Ransomware attacks are governing the landscape of cyber threats faced by Australian organisations, according to the third annual Global Cyber Confidence Index released by ExtraHop, a prominent name in the field of cloud-native network detection and response. The report indicates that although a significant 91% of IT and cybersecurity decision-makers expressed they are confident in their organisations' cyber risk management abilities, they concurrently recognised an ongoing pattern of falling short in identifying and addressing threats.

The prevalence of ransomware attacks has increased drastically, with cyberattackers being successful in extracting hefty payments. The research discovered that 15% of Australian respondents perceive ransomware as the primary risk their organisations are confronted with, a finding that is supported by nearly half of the respondents admitting they are still operating on at least one insecure network protocol. Remarkably, as many as 82% of the respondents had encountered six or more ransomware incidents in 2023, with 77% of these victims caving to the demands of the attackers and making ransomware payments. In 2023, the study found that ransomware payments alone cost nearly $1.3 million per organisation.

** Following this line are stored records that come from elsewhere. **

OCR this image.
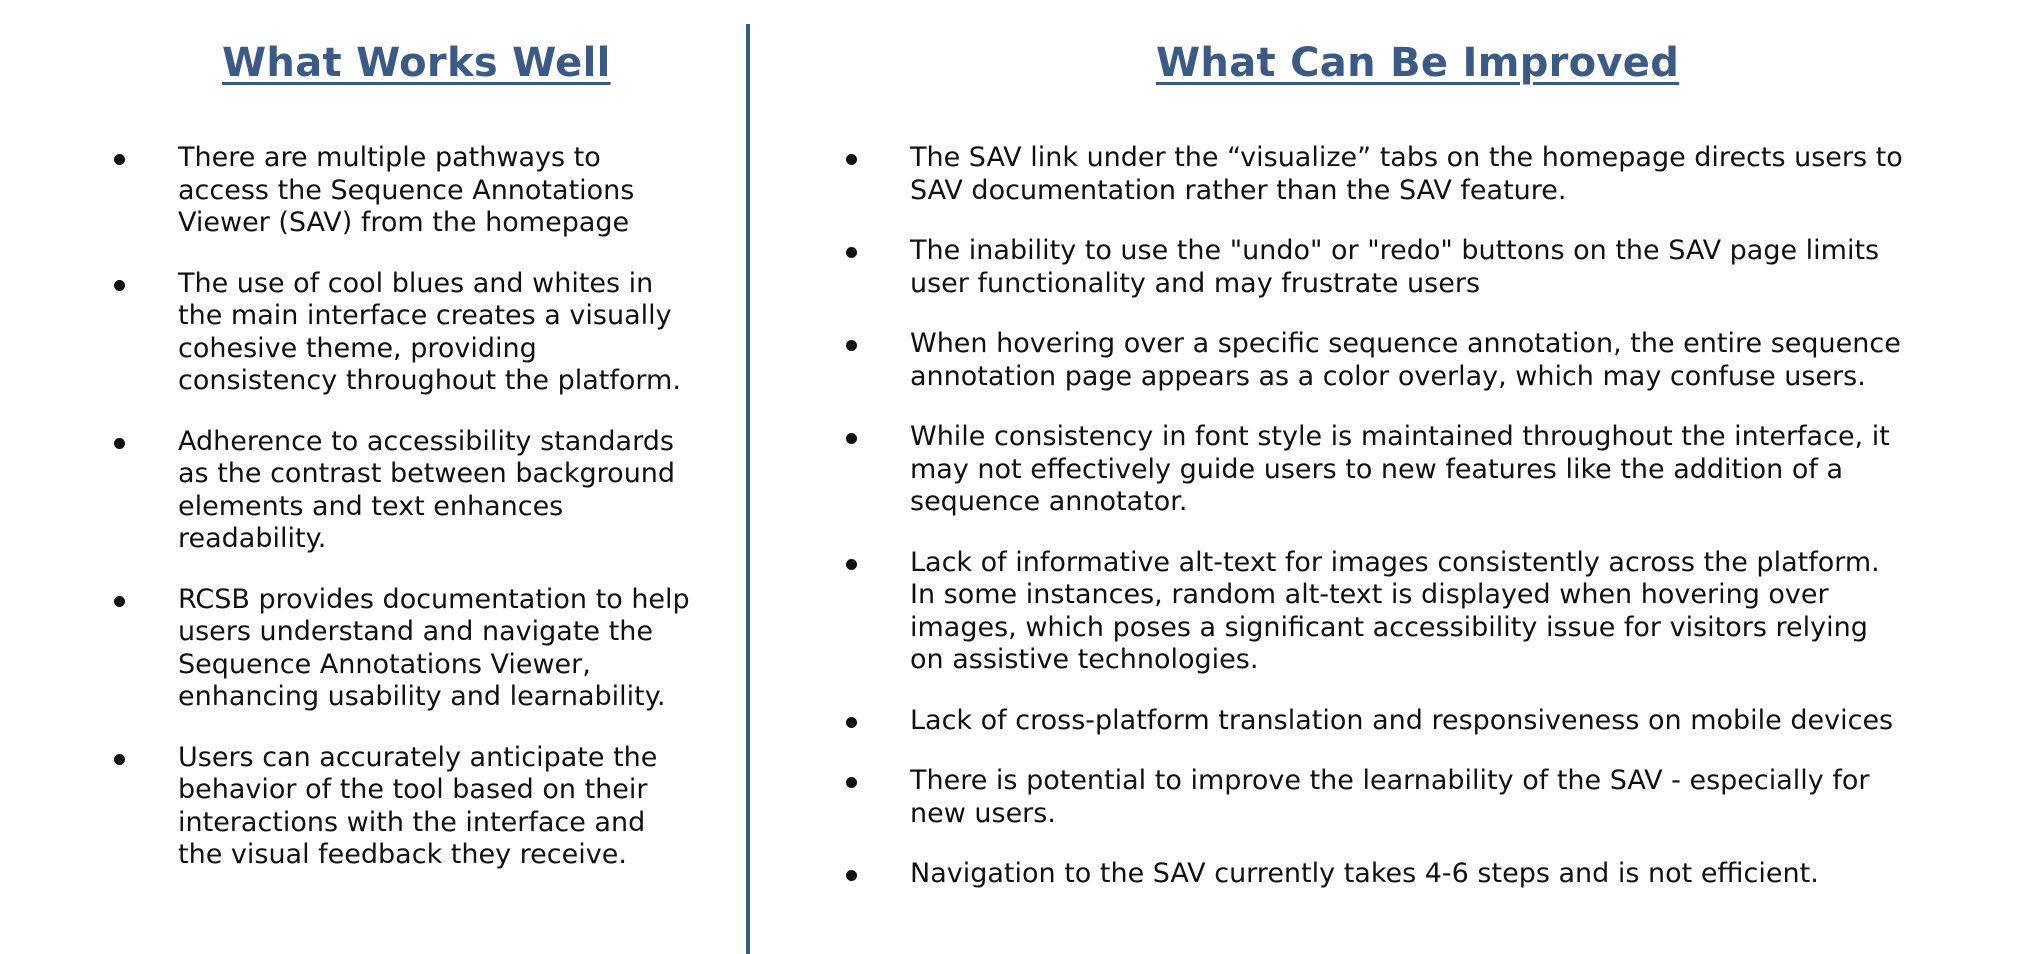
What Works Well
There are multiple pathways to access the Sequence Annotations Viewer (SAV) from the homepage
The use of cool blues and whites in the main interface creates a visually cohesive theme, providing consistency throughout the platform.
Adherence to accessibility standards as the contrast between background elements and text enhances readability.
RCSB provides documentation to help users understand and navigate the Sequence Annotations Viewer, enhancing usability and learnability.
Users can accurately anticipate the behavior of the tool based on their interactions with the interface and the visual feedback they receive.
What Can Be Improved
The SAV link under the “visualize” tabs on the homepage directs users to SAV documentation rather than the SAV feature.
The inability to use the "undo" or "redo" buttons on the SAV page limits user functionality and may frustrate users
When hovering over a specific sequence annotation, the entire sequence annotation page appears as a color overlay, which may confuse users.
While consistency in font style is maintained throughout the interface, it may not effectively guide users to new features like the addition of a sequence annotator.
Lack of informative alt-text for images consistently across the platform. In some instances, random alt-text is displayed when hovering over images, which poses a significant accessibility issue for visitors relying on assistive technologies.
Lack of cross-platform translation and responsiveness on mobile devices
There is potential to improve the learnability of the SAV - especially for new users.
Navigation to the SAV currently takes 4-6 steps and is not efficient.
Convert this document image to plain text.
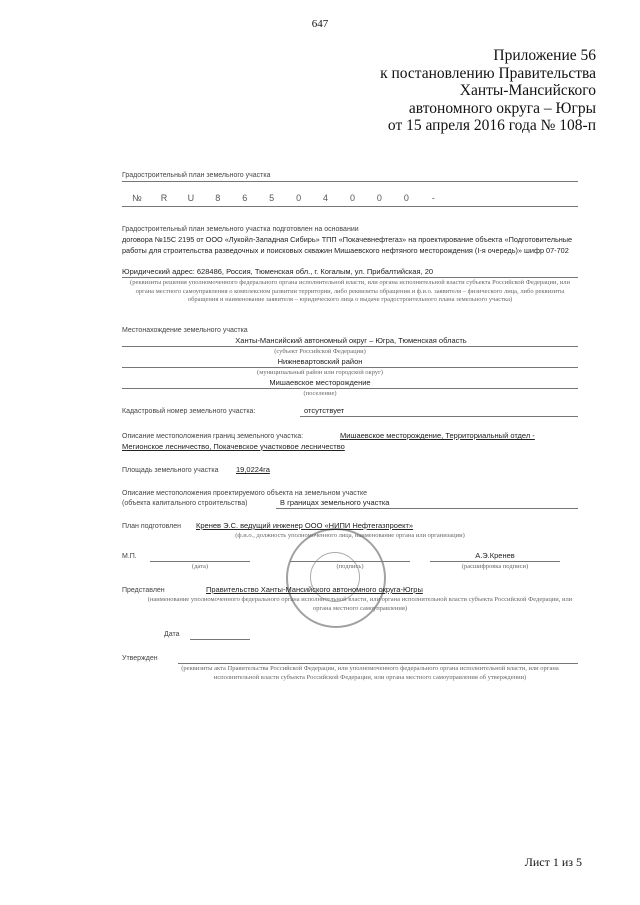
647
Приложение 56
к постановлению Правительства
Ханты-Мансийского
автономного округа – Югры
от 15 апреля 2016 года № 108-п
Градостроительный план земельного участка
№	R	U	8	6	5	0	4	0	0	0	-
Градостроительный план земельного участка подготовлен на основании
договора №15С 2195 от ООО «Лукойл-Западная Сибирь» ТПП «Покачевнефтегаз» на проектирование объекта «Подготовительные работы для строительства разведочных и поисковых скважин Мишаевского нефтяного месторождения (I-я очередь)» шифр 07-702
Юридический адрес: 628486, Россия, Тюменская обл., г. Когалым, ул. Прибалтийская, 20
(реквизиты решения уполномоченного федерального органа исполнительной власти, или органа исполнительной власти субъекта Российской Федерации, или органа местного самоуправления о комплексном развитии территории, либо реквизиты обращения и ф.и.о. заявителя – физического лица, либо реквизиты обращения и наименование заявителя – юридического лица о выдаче градостроительного плана земельного участка)
Местонахождение земельного участка
Ханты-Мансийский автономный округ – Югра, Тюменская область
(субъект Российской Федерации)
Нижневартовский район
(муниципальный район или городской округ)
Мишаевское месторождение
(поселение)
Кадастровый номер земельного участка:	отсутствует
Описание местоположения границ земельного участка:	Мишаевское месторождение, Территориальный отдел - Мегионское лесничество, Покачевское участковое лесничество
Площадь земельного участка	19,0224га
Описание местоположения проектируемого объекта на земельном участке
(объекта капитального строительства)	В границах земельного участка
План подготовлен	Кренев Э.С. ведущий инженер ООО «НИПИ Нефтегазпроект»
(ф.и.о., должность уполномоченного лица, наименование органа или организации)
М.П.
(дата)	(подпись)
А.Э.Кренев
(расшифровка подписи)
Представлен	Правительство Ханты-Мансийского автономного округа-Югры
(наименование уполномоченного федерального органа исполнительной власти, или органа исполнительной власти субъекта Российской Федерации, или органа местного самоуправления)
Дата
Утвержден
(реквизиты акта Правительства Российской Федерации, или уполномоченного федерального органа исполнительной власти, или органа исполнительной власти субъекта Российской Федерации, или органа местного самоуправления об утверждении)
Лист 1 из 5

Besides the financial burden, the report highlighted that Australian organisations averaged 62 hours of downtime following a security incident last year - a resource drain that translates into more lost productivity and revenue. Organisations with 1,000-1,999 employees endured the most extended downtime, with nearly 74 hours on average per incident.

When manoeuvring this intricate landscape of cyber risks, Australian organisations are facing an array of challenges that prevent them from managing risks effectively. Impediments include immature risk management processes (24%), a lack of alignment between the cybersecurity organisation and the business (18%), insufficient personnel resources (18%), the inability to catch up in a fast-paced industry (17%), outdated technology (14%), and insufficient budget (9%).

In the face of these hurdles, 37% of respondents agree that deploying AI and machine learning to manage and mitigate cyber risk is at the top of their priorities. Despite this, only about a third of respondents have currently deployed or plan to deploy any individual solution. The most popular solution was extended detection and response (XDR), which unifies the capabilities of best-of-breed endpoint detection and response (EDR), network detection and response (NDR), SIEM, and SOAR solutions.

Almost half of Australian respondents (48%) believe they need more than a 50% budget increase to effectively manage and mitigate cyber risk. "Cyber risks are inevitable and no single organisation is immune to the threat bad actors pose to their business," says Raja Mukerji, co-founder and Chief Scientist at ExtraHop. "With ransomware and downtime on the rise and ripple effects being felt throughout entire organisations, leaders are recognising an inherent need to prioritise cybersecurity, and, better yet, business resilience. With greater visibility into and awareness of the current threat landscape, they can better identify their weaknesses, shore up their defences, and develop an action plan that keeps disruption to employees, customers, and other stakeholders to a minimum."